Vai só um trechinho para degustação: “”É a única prática “médica” em que um indivíduo pode ser retirado da rua, com 6 semanas de treinamento, e depois enviado como “terapeuta”. Os terapeutas geralmente recebem muito pouco, são tipicamente mais jovens e inexperientes e são gerenciados por indivíduos com pouco mais tempo na indústria.”

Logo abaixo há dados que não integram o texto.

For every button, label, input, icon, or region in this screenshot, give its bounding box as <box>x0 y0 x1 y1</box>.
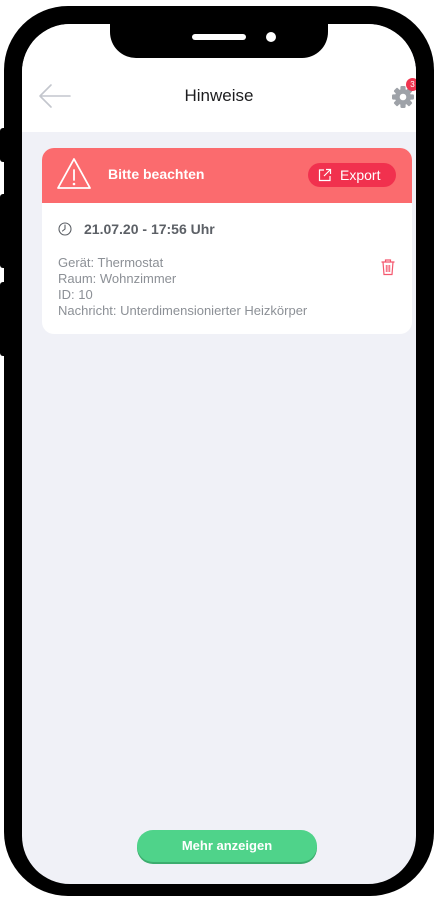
notice-card-header: Bitte beachten Export <box>42 148 412 203</box>
show-more-button[interactable]: Mehr anzeigen <box>137 830 317 862</box>
phone-notch <box>110 24 328 58</box>
detail-device: Gerät: Thermostat <box>58 255 164 270</box>
timestamp: 21.07.20 - 17:56 Uhr <box>84 221 215 237</box>
detail-room: Raum: Wohnzimmer <box>58 271 177 286</box>
page-title: Hinweise <box>184 86 254 105</box>
warning-icon <box>57 158 91 189</box>
notice-details: Gerät: Thermostat Raum: Wohnzimmer ID: 1… <box>58 255 307 319</box>
notice-card: Bitte beachten Export 21.07.20 - 17:56 U… <box>42 148 412 334</box>
notification-badge: 3 <box>406 78 416 91</box>
side-button-volume-down <box>0 282 8 356</box>
phone-frame: Hinweise 3 Bitte beachten Export 21.07.2… <box>4 6 434 896</box>
side-button-mute <box>0 128 8 162</box>
clock-icon <box>58 222 72 236</box>
front-camera <box>266 32 276 42</box>
delete-button[interactable] <box>380 258 396 276</box>
detail-message: Nachricht: Unterdimensionierter Heizkörp… <box>58 303 308 318</box>
app-screen: Hinweise 3 Bitte beachten Export 21.07.2… <box>22 24 416 884</box>
trash-icon <box>381 259 395 276</box>
detail-id: ID: 10 <box>58 287 93 302</box>
export-button[interactable]: Export <box>308 163 396 187</box>
side-button-volume-up <box>0 194 8 268</box>
speaker-grille <box>192 34 246 40</box>
notice-card-title: Bitte beachten <box>108 166 205 182</box>
export-label: Export <box>340 167 381 183</box>
external-link-icon <box>318 168 332 182</box>
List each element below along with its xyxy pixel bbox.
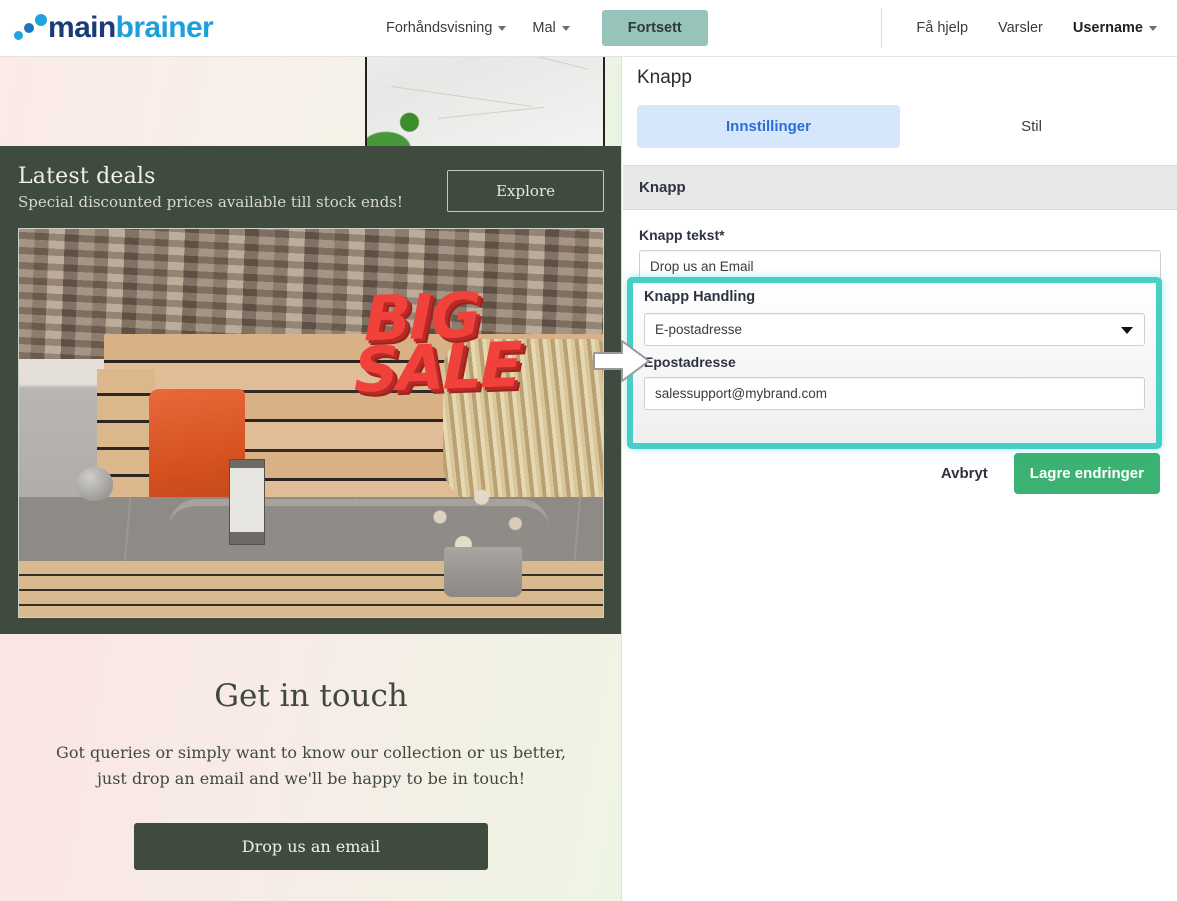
get-in-touch-paragraph-line-2: just drop an email and we'll be happy to…	[96, 768, 526, 788]
tab-innstillinger[interactable]: Innstillinger	[637, 105, 900, 148]
drop-us-an-email-button[interactable]: Drop us an email	[134, 823, 488, 871]
big-sale-line-2: SALE	[354, 327, 521, 407]
nav-divider	[881, 8, 883, 48]
nav-center-group: Forhåndsvisning Mal Fortsett	[384, 10, 708, 46]
deals-text-block: Latest deals Special discounted prices a…	[18, 164, 403, 211]
deals-subtitle: Special discounted prices available till…	[18, 193, 403, 211]
email-address-label: Epostadresse	[644, 354, 736, 370]
highlighted-button-action-group: Knapp Handling Epostadresse	[627, 277, 1162, 449]
panel-action-buttons: Avbryt Lagre endringer	[935, 453, 1160, 494]
button-settings-panel: Knapp Innstillinger Stil Knapp Knapp tek…	[623, 57, 1177, 901]
logo-wordmark: mainbrainer	[48, 11, 214, 44]
required-asterisk: *	[719, 227, 725, 243]
logo-text-main: main	[48, 11, 116, 44]
nav-item-forhandsvisning[interactable]: Forhåndsvisning	[384, 16, 508, 40]
chevron-down-icon	[498, 25, 507, 31]
email-address-input[interactable]	[644, 377, 1145, 410]
nav-item-mal-label: Mal	[532, 20, 556, 36]
get-in-touch-section: Get in touch Got queries or simply want …	[0, 634, 621, 901]
nav-item-forhandsvisning-label: Forhåndsvisning	[386, 20, 493, 36]
user-menu-label: Username	[1072, 20, 1143, 36]
latest-deals-section: Latest deals Special discounted prices a…	[0, 146, 621, 634]
mainbrainer-logo[interactable]: mainbrainer	[12, 8, 242, 48]
deals-title: Latest deals	[18, 164, 156, 189]
nav-item-get-help[interactable]: Få hjelp	[914, 16, 970, 40]
preview-hero-section	[0, 57, 621, 159]
save-changes-button[interactable]: Lagre endringer	[1013, 453, 1160, 494]
nav-item-mal[interactable]: Mal	[530, 16, 571, 40]
panel-title: Knapp	[637, 67, 692, 88]
button-text-field-group: Knapp tekst*	[639, 227, 1161, 283]
hero-image	[365, 57, 605, 159]
user-menu[interactable]: Username	[1071, 16, 1159, 40]
button-action-field-group	[644, 313, 1145, 346]
flower-pot-graphic	[444, 547, 522, 597]
chevron-down-icon	[561, 25, 570, 31]
explore-button[interactable]: Explore	[447, 170, 604, 212]
big-sale-overlay-text: BIG SALE	[354, 278, 554, 455]
nav-item-notifications[interactable]: Varsler	[996, 16, 1045, 40]
email-address-field-group: Epostadresse	[644, 354, 1145, 410]
section-header-knapp: Knapp	[623, 165, 1177, 210]
get-in-touch-paragraph-line-1: Got queries or simply want to know our c…	[56, 743, 566, 762]
kettle-graphic	[77, 467, 113, 501]
button-action-select[interactable]	[644, 313, 1145, 346]
chevron-down-icon	[1149, 25, 1157, 31]
button-text-label: Knapp tekst*	[639, 227, 1161, 243]
top-navigation-bar: mainbrainer Forhåndsvisning Mal Fortsett…	[0, 0, 1177, 57]
deals-image: BIG SALE	[18, 228, 604, 618]
knapp-handling-label: Knapp Handling	[644, 289, 756, 305]
logo-text-brainer: brainer	[115, 11, 214, 44]
get-in-touch-heading: Get in touch	[214, 678, 408, 714]
cancel-button[interactable]: Avbryt	[935, 464, 994, 483]
tab-stil[interactable]: Stil	[900, 105, 1163, 148]
nav-right-group: Få hjelp Varsler Username	[881, 8, 1159, 48]
settings-tabs: Innstillinger Stil	[637, 105, 1163, 148]
continue-button[interactable]: Fortsett	[601, 10, 708, 46]
deals-header: Latest deals Special discounted prices a…	[18, 164, 604, 212]
button-text-label-text: Knapp tekst	[639, 227, 720, 243]
three-dots-logo-icon	[12, 13, 47, 43]
email-template-preview: Latest deals Special discounted prices a…	[0, 57, 622, 901]
lantern-graphic	[229, 459, 265, 545]
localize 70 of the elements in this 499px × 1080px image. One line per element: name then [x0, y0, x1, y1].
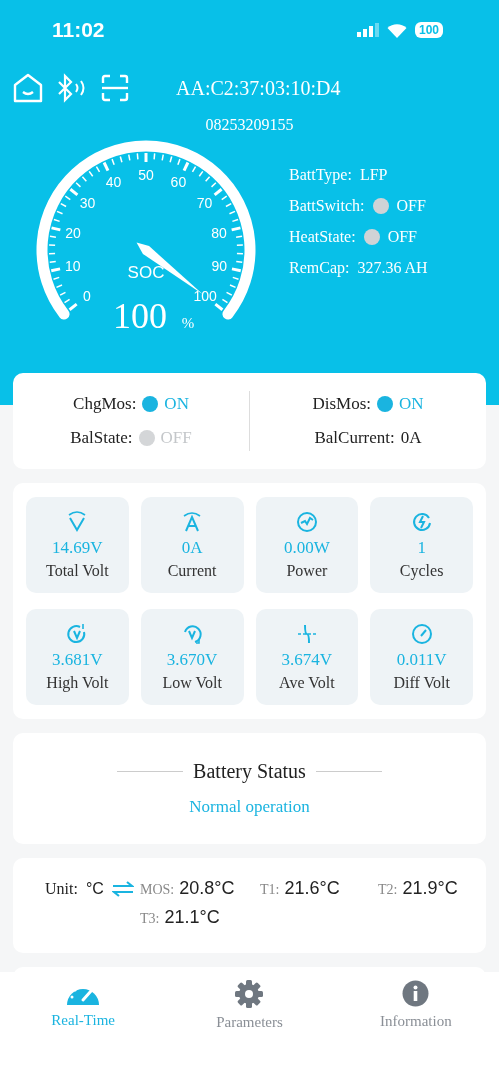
- metric-label: High Volt: [46, 674, 109, 692]
- info-label: RemCap:: [289, 259, 350, 277]
- metric-value: 0A: [181, 538, 203, 558]
- status-text: Normal operation: [189, 797, 310, 817]
- nav-tab[interactable]: Parameters: [166, 972, 333, 1080]
- signal-icon: [356, 23, 379, 37]
- info-label: BalState:: [70, 428, 133, 448]
- info-value: 0A: [400, 428, 422, 448]
- info-icon: [402, 980, 430, 1007]
- scale-label: 20: [65, 224, 81, 241]
- nav-tab[interactable]: Real-Time: [0, 972, 167, 1080]
- temperature-reading: MOS: 20.8°C: [140, 878, 236, 899]
- metric-value: 3.674V: [281, 650, 333, 670]
- scale-label: 0: [83, 288, 91, 305]
- metric-label: Total Volt: [46, 562, 109, 580]
- metric-label: Ave Volt: [279, 674, 335, 692]
- serial-number: 08253209155: [205, 116, 294, 133]
- status-value: OFF: [387, 228, 417, 246]
- metric-label: Cycles: [399, 562, 444, 580]
- info-label: DisMos:: [312, 394, 371, 414]
- status-time: 11:02: [52, 18, 105, 42]
- metric-value: 14.69V: [52, 538, 103, 558]
- nav-tab[interactable]: Information: [332, 972, 499, 1080]
- status-value: ON: [164, 394, 189, 414]
- temperature-reading: T3: 21.1°C: [140, 907, 221, 928]
- gauge-label: SOC: [127, 263, 165, 282]
- info-value: 327.36 AH: [357, 259, 428, 277]
- scale-label: 10: [64, 258, 81, 275]
- soc-unit: %: [181, 315, 195, 331]
- metric-label: Diff Volt: [393, 674, 450, 692]
- home-icon: [12, 73, 44, 103]
- metric-value: 1: [417, 538, 426, 558]
- scale-label: 60: [170, 174, 187, 191]
- scale-label: 80: [211, 224, 227, 241]
- metric-value: 0.00W: [283, 538, 330, 558]
- settings-icon: [235, 980, 264, 1008]
- metric-label: Low Volt: [162, 674, 222, 692]
- unit-value: °C: [85, 880, 104, 898]
- wifi-icon: [386, 22, 407, 38]
- scale-label: 90: [211, 258, 228, 275]
- metric-value: 3.670V: [166, 650, 218, 670]
- info-value: LFP: [359, 166, 388, 184]
- battery-indicator: 100: [414, 22, 443, 38]
- status-value: ON: [399, 394, 424, 414]
- scan-icon: [100, 73, 130, 103]
- info-label: ChgMos:: [73, 394, 137, 414]
- soc-value: 100: [113, 296, 167, 336]
- scale-label: 70: [196, 195, 213, 211]
- metric-value: 3.681V: [52, 650, 103, 670]
- temperature-reading: T2: 21.9°C: [378, 878, 459, 899]
- scale-label: 100: [193, 288, 217, 305]
- scale-label: 30: [79, 195, 96, 211]
- temperature-reading: T1: 21.6°C: [260, 878, 341, 899]
- info-label: BattSwitch:: [289, 197, 365, 215]
- device-address: AA:C2:37:03:10:D4: [176, 76, 341, 100]
- unit-label: Unit:: [45, 880, 78, 898]
- status-value: OFF: [396, 197, 426, 215]
- metric-icon: [409, 622, 434, 646]
- status-value: OFF: [160, 428, 192, 448]
- info-label: BattType:: [289, 166, 352, 184]
- metric-value: 0.011V: [396, 650, 447, 670]
- swap-icon[interactable]: [111, 881, 134, 897]
- metric-label: Current: [167, 562, 217, 580]
- scale-label: 40: [105, 174, 122, 191]
- metric-icon: [294, 510, 319, 534]
- section-title: Battery Status: [193, 760, 306, 783]
- metric-label: Power: [286, 562, 328, 580]
- info-label: HeatState:: [289, 228, 356, 246]
- info-label: BalCurrent:: [314, 428, 395, 448]
- scale-label: 50: [138, 167, 154, 183]
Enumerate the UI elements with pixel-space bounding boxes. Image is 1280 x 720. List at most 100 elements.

ABA é psicofóbico em essência e mutila pessoas. Mutila da pior forma: por dentro. De um jeito que não tem muito como mostrar, na maioria das vezes. Eu nem precisaria dizer que quem fala isso não sou eu (até porque sim, eu falo haha). Basta uma “análise aplicada” pra perceber que esse método é só mais uma ferramenta de imposição pela robotização de pessoas. Isso se confirma cada  vez que presencio cenas como a que presenciei um mês atrás de uma profissional falando para uma plateia que estava orgulhosa do seu paciente que “hoje é normal” graças à terapia. Mas, como aliás já fui desqualificada por pessoas que dizem que meu discurso é baseado em “mera opinião”, deixo os autistas mesmo falando com vocês.

Tem a Fernanda Santana, presidente da Abraça e o seu discurso na ONU, em Nova Iorque. Tem Ido Kedar em um texto publicado pelo blog Autismo em Tradução. Se depois de tudo isso você ainda não conseguir aceitar e compreender que comportamentos serem ou não serem aceitáveis é uma questão de imposição social e não de certo ou errado, bem, sugiro que quem esteja precisando de terapia seja você.